Psychologen haben außerdem eine gewisse Überschneidung zwischen Aberglauben und der Zwangsstörung einzelner Menschen festgestellt. Sie stellen fest, dass Personen mit abergläubischem Verhalten oft zu „magischem Denken“ neigen, also der Überzeugung, dass bestimmte Handlungen oder Rituale Unglück abwenden können. Dieses Phänomen ist besonders häufig in religiösen Kontexten oder Kulturen anzutreffen, die an Magie glauben. Diese Verhaltensweisen wirken sich nicht nur auf das tägliche Leben aus, sondern können auch das Kaufverhalten beeinflussen. Das abergläubische Verhalten der Verbraucher kann sich in allen Bereichen manifestieren, von Investitionsentscheidungen bis hin zu Glücksspielaktivitäten.
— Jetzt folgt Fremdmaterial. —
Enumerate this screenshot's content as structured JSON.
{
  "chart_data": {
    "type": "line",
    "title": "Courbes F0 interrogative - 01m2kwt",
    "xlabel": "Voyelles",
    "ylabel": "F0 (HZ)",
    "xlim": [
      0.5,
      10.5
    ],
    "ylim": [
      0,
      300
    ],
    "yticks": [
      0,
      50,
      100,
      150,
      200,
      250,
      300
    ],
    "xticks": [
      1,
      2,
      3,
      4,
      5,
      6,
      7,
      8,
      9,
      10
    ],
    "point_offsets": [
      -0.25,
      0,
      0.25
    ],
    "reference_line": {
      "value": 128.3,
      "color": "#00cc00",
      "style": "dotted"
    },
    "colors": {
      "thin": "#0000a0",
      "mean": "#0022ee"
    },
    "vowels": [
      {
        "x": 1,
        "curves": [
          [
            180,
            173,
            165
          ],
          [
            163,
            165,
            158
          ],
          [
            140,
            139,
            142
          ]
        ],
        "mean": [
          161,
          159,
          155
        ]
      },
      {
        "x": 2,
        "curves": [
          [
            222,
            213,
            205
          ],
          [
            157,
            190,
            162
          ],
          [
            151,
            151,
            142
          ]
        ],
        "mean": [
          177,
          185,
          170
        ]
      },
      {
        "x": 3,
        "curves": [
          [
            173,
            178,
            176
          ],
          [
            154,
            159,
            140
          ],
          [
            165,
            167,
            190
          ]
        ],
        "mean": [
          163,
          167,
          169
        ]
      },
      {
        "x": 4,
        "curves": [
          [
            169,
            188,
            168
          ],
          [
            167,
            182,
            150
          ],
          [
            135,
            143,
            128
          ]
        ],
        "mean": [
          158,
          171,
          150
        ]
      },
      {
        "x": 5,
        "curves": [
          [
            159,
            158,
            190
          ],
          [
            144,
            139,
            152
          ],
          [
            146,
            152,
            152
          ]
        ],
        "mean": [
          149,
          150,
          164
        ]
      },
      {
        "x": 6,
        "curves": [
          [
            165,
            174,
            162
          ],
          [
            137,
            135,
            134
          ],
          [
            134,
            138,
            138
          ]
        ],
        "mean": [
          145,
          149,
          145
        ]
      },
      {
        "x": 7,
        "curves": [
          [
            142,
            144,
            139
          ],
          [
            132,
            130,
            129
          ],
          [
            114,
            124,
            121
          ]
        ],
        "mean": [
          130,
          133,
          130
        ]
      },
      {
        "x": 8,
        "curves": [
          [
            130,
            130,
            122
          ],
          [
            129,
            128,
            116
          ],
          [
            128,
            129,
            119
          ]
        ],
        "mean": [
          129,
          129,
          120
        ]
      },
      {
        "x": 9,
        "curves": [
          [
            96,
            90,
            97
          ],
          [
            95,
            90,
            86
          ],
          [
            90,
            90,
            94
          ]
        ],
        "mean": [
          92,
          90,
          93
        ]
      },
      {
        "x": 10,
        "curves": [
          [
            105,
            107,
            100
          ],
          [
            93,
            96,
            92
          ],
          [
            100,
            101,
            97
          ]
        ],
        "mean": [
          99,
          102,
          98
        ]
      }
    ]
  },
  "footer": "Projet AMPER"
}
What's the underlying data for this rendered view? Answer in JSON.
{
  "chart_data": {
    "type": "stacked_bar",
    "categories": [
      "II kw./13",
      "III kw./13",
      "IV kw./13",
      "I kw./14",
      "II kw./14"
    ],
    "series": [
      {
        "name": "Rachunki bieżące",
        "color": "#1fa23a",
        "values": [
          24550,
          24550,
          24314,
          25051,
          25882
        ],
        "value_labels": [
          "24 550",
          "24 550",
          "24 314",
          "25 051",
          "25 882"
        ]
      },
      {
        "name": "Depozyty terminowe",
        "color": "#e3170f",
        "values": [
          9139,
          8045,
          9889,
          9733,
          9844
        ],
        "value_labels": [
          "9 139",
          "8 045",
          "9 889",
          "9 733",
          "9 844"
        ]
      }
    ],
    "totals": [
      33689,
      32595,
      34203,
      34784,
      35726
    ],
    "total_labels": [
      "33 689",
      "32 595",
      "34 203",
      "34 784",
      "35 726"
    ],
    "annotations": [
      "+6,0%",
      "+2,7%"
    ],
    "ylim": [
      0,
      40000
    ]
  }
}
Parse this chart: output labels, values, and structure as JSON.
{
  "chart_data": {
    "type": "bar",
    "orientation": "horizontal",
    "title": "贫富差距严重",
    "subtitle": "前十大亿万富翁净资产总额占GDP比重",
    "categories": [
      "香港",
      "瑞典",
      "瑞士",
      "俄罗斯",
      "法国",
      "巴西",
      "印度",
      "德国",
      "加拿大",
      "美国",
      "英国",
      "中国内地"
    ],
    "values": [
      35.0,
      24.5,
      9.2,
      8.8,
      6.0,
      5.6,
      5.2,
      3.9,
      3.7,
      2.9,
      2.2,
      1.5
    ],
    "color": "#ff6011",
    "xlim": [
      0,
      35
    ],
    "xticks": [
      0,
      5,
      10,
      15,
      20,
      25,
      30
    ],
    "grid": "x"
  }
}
„Basierend auf der Analyse des Verbraucherverhaltens wird Aberglaube oft als heuristisches Instrument angesehen, das sich gezielt auf eine Vielzahl von Verbraucherverhalten auswirkt.“
Einigen Studien zufolge führen bestimmte abergläubische Praktiken dazu, dass Menschen an besonderen Tagen (wie etwa Freitag, dem 13.) nicht handeln und nicht reisen. Die damit verbundenen wirtschaftlichen Folgen werden auf Hunderte Millionen Dollar geschätzt. Die Existenz dieses abergläubischen Verhaltens offenbart auch den psychologischen Wunsch des Menschen, zukünftige Ereignisse zu kontrollieren und vorherzusagen. Natürlich stellt sich dabei auch die Frage, inwiefern abergläubisches Verhalten unsere täglichen Entscheidungen und unseren Lebensstil beeinflusst?
Wie sollten wir angesichts einer sich rasch verändernden Welt diese in Kultur und Geschichte verwurzelten abergläubischen Verhaltensweisen betrachten? Spiegelt der Aberglaube zwischen Rationalität und Irrationalität unsere tiefsitzende Angst wider?